In Los Angeles, the official start of the holiday season is not marked by changes in leaves or a thin layer of snow, but by the flashing red and white taillights that meander along the 405 freeway as million people are leaving town for Thanksgiving. .

Last year, that annual tradition was turned upside down by the tightening of travel restrictions amid the emerging winter wave of COVID-19.

But travel experts expect the numbers to rebound to near pre-pandemic levels this week: an estimated 3.8 million Southern Californians will drive to their vacation destinations – up 9% from last year and only 1% less than in 2019, according to the Automobile Club of Southern California.

According to the automobile club, many of the top nationwide vacation destinations are in California, including Anaheim, San Diego, Santa Barbara and Yosemite National Park. Drivers must therefore be prepared for heavy traffic.

However, not all rush hours are created equal. Major metropolitan areas will face the most congestion on Wednesday from 1:30 p.m. to 6:00 p.m. as commuters leaving work join vacation travelers on the road, the automobile club said.

Auto club spokesman Doug Shupe said Los Angeles would really start to feel the squeeze after 3 p.m. Wednesday.

“It will gradually become more and more congested,” he said, adding that there would also be “fairly good congestion” on Tuesday evening.

Experts from transportation analysis firm Inrix said the busiest local freeway segment will be Highway 5 southbound from Colorado Street in the Griffith Park Florence Avenue neighborhood in Downey, where traffic is expected to reach 385% above normal levels Wednesday afternoon and evening.
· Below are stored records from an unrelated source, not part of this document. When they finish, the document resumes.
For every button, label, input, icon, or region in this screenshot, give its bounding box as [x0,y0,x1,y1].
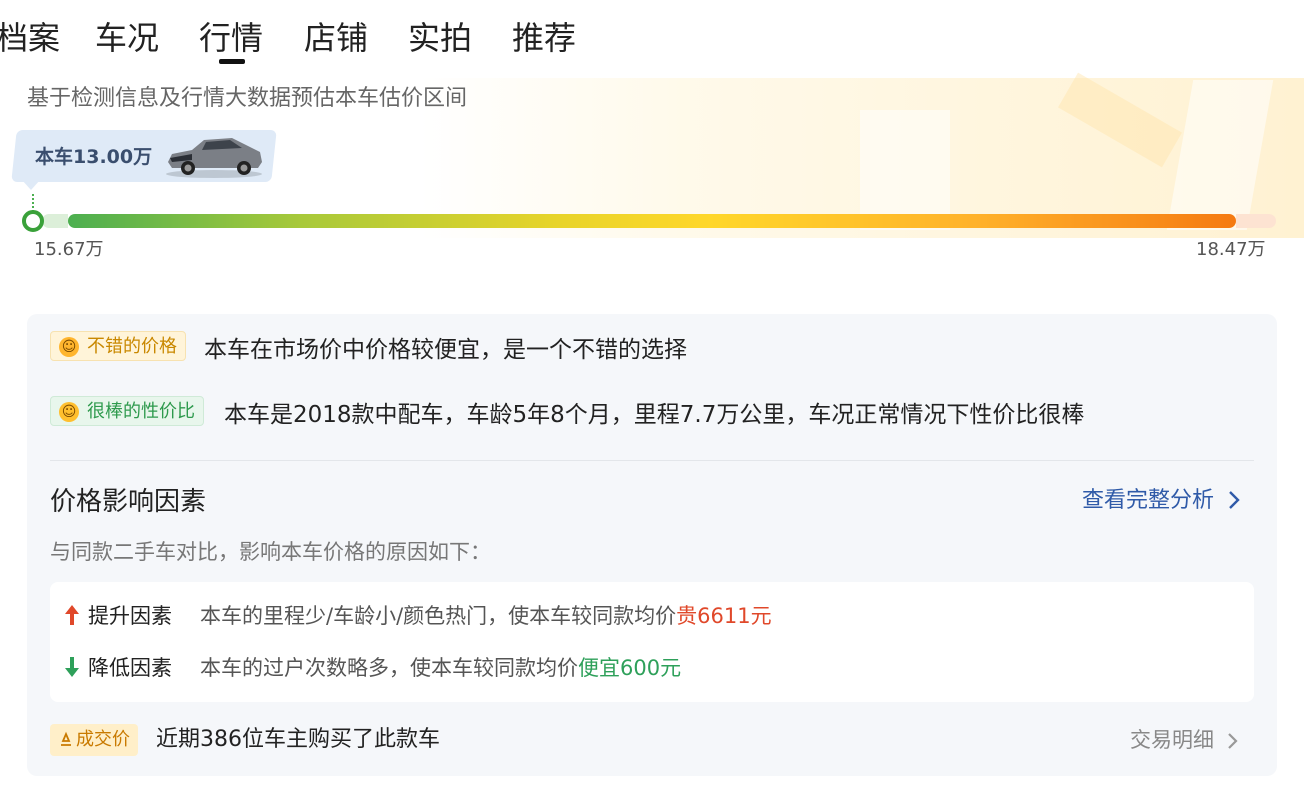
factor-box [50,582,1254,702]
range-high-label: 18.47万 [1196,239,1266,260]
full-analysis-label: 查看完整分析 [1082,488,1215,513]
factors-subtitle: 与同款二手车对比，影响本车价格的原因如下： [50,540,491,564]
tab-recommend[interactable]: 推荐 [512,18,576,58]
down-factor-label: 降低因素 [88,656,172,680]
value-tag: ☺ 很棒的性价比 [50,396,204,426]
tab-store[interactable]: 店铺 [304,18,368,58]
smile-icon: ☺ [59,337,79,357]
trade-detail-link[interactable]: 交易明细 [1130,726,1239,754]
deal-icon [61,731,71,746]
divider [50,460,1254,461]
deal-count-text: 近期386位车主购买了此款车 [156,727,440,752]
background-decoration [860,110,950,230]
car-price-label: 本车13.00万 [35,146,153,168]
tab-bar: 档案 车况 行情 店铺 实拍 推荐 [0,0,1304,70]
up-factor-desc: 本车的里程少/车龄小/颜色热门，使本车较同款均价贵6611元 [200,602,772,630]
tab-condition[interactable]: 车况 [95,18,159,58]
price-bar-start [42,214,68,228]
value-text: 本车是2018款中配车，车龄5年8个月，里程7.7万公里，车况正常情况下性价比很… [224,402,1085,428]
up-factor-value: 贵6611元 [676,604,772,628]
good-price-tag-label: 不错的价格 [87,336,177,357]
good-price-tag: ☺ 不错的价格 [50,331,186,361]
factors-title: 价格影响因素 [50,487,207,517]
good-price-text: 本车在市场价中价格较便宜，是一个不错的选择 [204,337,687,363]
bubble-tail [22,180,40,190]
down-factor-value: 便宜600元 [578,656,682,680]
price-range-bar [68,214,1236,228]
trade-detail-label: 交易明细 [1130,728,1214,752]
value-tag-label: 很棒的性价比 [87,401,195,422]
price-position-marker [22,210,44,232]
arrow-up-icon [65,605,79,625]
down-factor-desc: 本车的过户次数略多，使本车较同款均价便宜600元 [200,654,681,682]
active-tab-indicator [219,59,245,64]
range-low-label: 15.67万 [34,239,104,260]
tab-photos[interactable]: 实拍 [408,18,472,58]
chevron-right-icon [1227,733,1238,749]
price-bar-end [1236,214,1276,228]
tab-archive[interactable]: 档案 [0,18,60,58]
estimate-subtitle: 基于检测信息及行情大数据预估本车估价区间 [27,86,468,111]
deal-price-tag: 成交价 [50,724,138,756]
down-factor-text: 本车的过户次数略多，使本车较同款均价 [200,656,578,680]
tab-market[interactable]: 行情 [199,18,263,58]
full-analysis-link[interactable]: 查看完整分析 [1082,486,1241,516]
up-factor-text: 本车的里程少/车龄小/颜色热门，使本车较同款均价 [200,604,677,628]
deal-tag-label: 成交价 [76,729,130,750]
up-factor-label: 提升因素 [88,604,172,628]
star-eyes-icon: ☺ [59,402,79,422]
chevron-right-icon [1229,491,1240,509]
car-image [166,138,262,178]
arrow-down-icon [65,657,79,677]
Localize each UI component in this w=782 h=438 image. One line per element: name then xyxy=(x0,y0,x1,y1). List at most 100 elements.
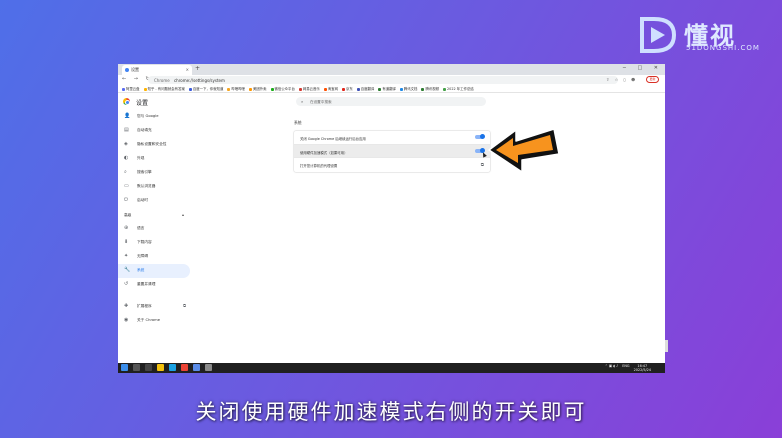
sidebar-item[interactable]: ▤ 自动填充 xyxy=(118,124,190,138)
clock[interactable]: 16:47 2022/5/24 xyxy=(634,364,651,372)
bookmark-label: 腾讯文档 xyxy=(403,87,418,91)
sidebar-item-label: 外观 xyxy=(137,156,145,160)
settings-row[interactable]: 打开您计算机的代理设置 ⧉ xyxy=(294,158,490,172)
bookmark-item[interactable]: 哔哩哔哩 xyxy=(227,85,245,92)
bookmark-item[interactable]: 网易云音乐 xyxy=(298,85,320,92)
sidebar-item-label: 隐私设置和安全性 xyxy=(137,142,167,146)
system-tray: ⌃ ▣ ◖ ♪ ENG 16:47 2022/5/24 xyxy=(605,364,651,372)
settings-icon[interactable] xyxy=(205,364,212,371)
shield-icon: ◈ xyxy=(124,141,128,147)
clock-date: 2022/5/24 xyxy=(633,367,651,372)
background-apps-toggle[interactable] xyxy=(475,134,485,140)
bookmark-item[interactable]: 京东 xyxy=(341,85,353,92)
sidebar-item-label: 语言 xyxy=(137,226,145,230)
search-icon[interactable] xyxy=(133,364,140,371)
close-tab-icon[interactable]: × xyxy=(186,67,189,72)
bookmark-label: 微信公众平台 xyxy=(274,87,295,91)
bookmark-item[interactable]: 知乎 - 有问题就会有答案 xyxy=(143,85,185,92)
advanced-label: 高级 xyxy=(124,213,132,217)
settings-sidebar: 👤 您与 Google ▤ 自动填充 ◈ 隐私设置和安全性 ◐ 外观 ⌕ 搜索引擎 ▭ 默认浏览器 ⏻ 启… xyxy=(118,110,190,328)
bookmark-item[interactable]: 美团外卖 xyxy=(248,85,267,92)
bookmark-label: 百度一下，你就知道 xyxy=(192,87,224,91)
update-button[interactable]: 更新 xyxy=(646,76,659,83)
chevron-up-icon: ▴ xyxy=(181,212,184,217)
taskbar-apps xyxy=(121,364,217,373)
tray-icons[interactable]: ⌃ ▣ ◖ ♪ xyxy=(605,364,618,368)
tab-settings[interactable]: 设置 × xyxy=(122,65,192,75)
sidebar-item[interactable]: ⌕ 搜索引擎 xyxy=(118,166,190,180)
edge-icon[interactable] xyxy=(169,364,176,371)
open-external-icon: ⧉ xyxy=(183,303,186,308)
bookmark-favicon-icon xyxy=(143,87,147,91)
sidebar-item[interactable]: ⊕ 语言 xyxy=(118,222,190,236)
toolbar-icons[interactable]: ⇪ ☆ ▯ ☻ xyxy=(606,77,637,82)
search-icon: ⌕ xyxy=(124,169,127,175)
bookmark-label: 哔哩哔哩 xyxy=(231,87,245,91)
open-external-icon[interactable]: ⧉ xyxy=(481,162,484,168)
sidebar-item[interactable]: ✚ 扩展程序 ⧉ xyxy=(118,300,190,314)
sidebar-item[interactable]: ⬇ 下载内容 xyxy=(118,236,190,250)
globe-icon: ⊕ xyxy=(124,225,129,231)
bookmark-item[interactable]: 2022 年工作总结 xyxy=(443,85,474,92)
new-tab-button[interactable]: + xyxy=(195,65,200,72)
settings-row[interactable]: 关闭 Google Chrome 后继续运行后台应用 xyxy=(294,131,490,145)
sidebar-item[interactable]: ✦ 无障碍 xyxy=(118,250,190,264)
sidebar-item-label: 扩展程序 xyxy=(137,304,152,308)
photos-icon[interactable] xyxy=(193,364,200,371)
address-site-chip: Chrome xyxy=(154,78,170,83)
bookmark-item[interactable]: 有道翻译 xyxy=(378,85,396,92)
taskview-icon[interactable] xyxy=(145,364,152,371)
bookmark-item[interactable]: 淘宝网 xyxy=(323,85,338,92)
chrome-icon[interactable] xyxy=(181,364,188,371)
bookmark-label: 美团外卖 xyxy=(252,87,267,91)
sidebar-item[interactable]: ◈ 隐私设置和安全性 xyxy=(118,138,190,152)
settings-row-label: 打开您计算机的代理设置 xyxy=(300,164,338,168)
bookmark-item[interactable]: 腾讯视频 xyxy=(421,85,439,92)
sidebar-item-label: 系统 xyxy=(137,268,145,272)
window-controls[interactable]: ─ □ ✕ xyxy=(623,65,663,71)
settings-search-input[interactable]: ⌕ 在设置中搜索 xyxy=(296,97,486,106)
puzzle-icon: ✚ xyxy=(124,303,129,309)
sidebar-item[interactable]: ▭ 默认浏览器 xyxy=(118,180,190,194)
settings-content: 系统 关闭 Google Chrome 后继续运行后台应用 使用硬件加速模式（如果… xyxy=(294,120,490,172)
bookmark-favicon-icon xyxy=(399,87,403,91)
start-icon[interactable] xyxy=(121,364,128,371)
dongshi-logo: 懂视 51DONGSHI.COM xyxy=(638,14,759,56)
person-icon: 👤 xyxy=(124,113,131,119)
sidebar-item[interactable]: 🔧 系统 xyxy=(118,264,190,278)
wrench-icon: 🔧 xyxy=(124,267,131,273)
settings-row[interactable]: 使用硬件加速模式（如果可用） xyxy=(294,144,490,158)
bookmark-item[interactable]: 腾讯文档 xyxy=(399,85,418,92)
bookmarks-bar: 阿里云盘 知乎 - 有问题就会有答案 百度一下，你就知道 哔哩哔哩 美团外卖 微信公众平台… xyxy=(118,85,665,93)
sidebar-item[interactable]: ◉ 关于 Chrome xyxy=(118,314,190,328)
section-title: 系统 xyxy=(294,120,302,125)
reset-icon: ↺ xyxy=(124,281,129,287)
windows-taskbar: ⌃ ▣ ◖ ♪ ENG 16:47 2022/5/24 xyxy=(118,363,665,373)
bookmark-favicon-icon xyxy=(341,87,345,91)
bookmark-label: 淘宝网 xyxy=(327,87,338,91)
bookmark-item[interactable]: 百度一下，你就知道 xyxy=(188,85,224,92)
sidebar-advanced-group[interactable]: 高级 ▴ xyxy=(118,208,190,222)
sidebar-item[interactable]: 👤 您与 Google xyxy=(118,110,190,124)
sidebar-item[interactable]: ⏻ 启动时 xyxy=(118,194,190,208)
sidebar-item[interactable]: ◐ 外观 xyxy=(118,152,190,166)
tab-strip: 设置 × + ─ □ ✕ xyxy=(118,64,665,75)
download-icon: ⬇ xyxy=(124,239,129,245)
sidebar-item-label: 启动时 xyxy=(137,198,149,202)
search-placeholder: 在设置中搜索 xyxy=(310,99,332,104)
bookmark-item[interactable]: 阿里云盘 xyxy=(122,85,140,92)
bookmark-favicon-icon xyxy=(378,87,382,91)
bookmark-favicon-icon xyxy=(356,87,360,91)
bookmark-item[interactable]: 微信公众平台 xyxy=(270,85,295,92)
bookmark-favicon-icon xyxy=(122,87,125,91)
autofill-icon: ▤ xyxy=(124,127,129,133)
address-toolbar: ← → ↻ Chrome chrome://settings/system ⇪ … xyxy=(118,75,665,85)
bookmark-favicon-icon xyxy=(421,87,425,91)
sidebar-item-label: 默认浏览器 xyxy=(137,184,156,188)
address-bar[interactable]: Chrome chrome://settings/system xyxy=(148,76,618,84)
explorer-icon[interactable] xyxy=(157,364,164,371)
bookmark-item[interactable]: 百度翻译 xyxy=(356,85,374,92)
language-indicator[interactable]: ENG xyxy=(622,364,629,368)
sidebar-item-label: 下载内容 xyxy=(137,240,152,244)
sidebar-item[interactable]: ↺ 重置并清理 xyxy=(118,278,190,292)
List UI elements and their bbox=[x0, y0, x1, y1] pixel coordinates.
All outgoing highways are likely to be congested on Tuesday and Wednesday afternoons, the analytics company added, so drivers should plan to leave early and be prepared for longer journey times.

Those looking to avoid the hustle and bustle can also wait until Thanksgiving morning, times permitting, when the roads are generally more open.

Most drivers will also notice the spike in gasoline prices, with a gallon of regular unleaded on Tuesday averaging $ 4.705 in California – just a tenth of a cent below the state record set Monday.

Gas prices in Los Angeles County were approaching record highs at $ 4.704 per gallon on Tuesday. The county record, $ 4,705, was set in 2012.

The automobile club noted that prices between some stations can differ by as much as a dollar a gallon.

Patience and courtesy will also make a big difference on the road, Shupe said.

“This is the first time so many people are going to connect with their loved ones, and everyone is looking forward to the next few days of great food, great friends and great family,” he said. “Know that this will take a little longer. “

As for those traditional red-and-white taillights, he said, “We’ll definitely see Southern California’s barley-sugar highways.”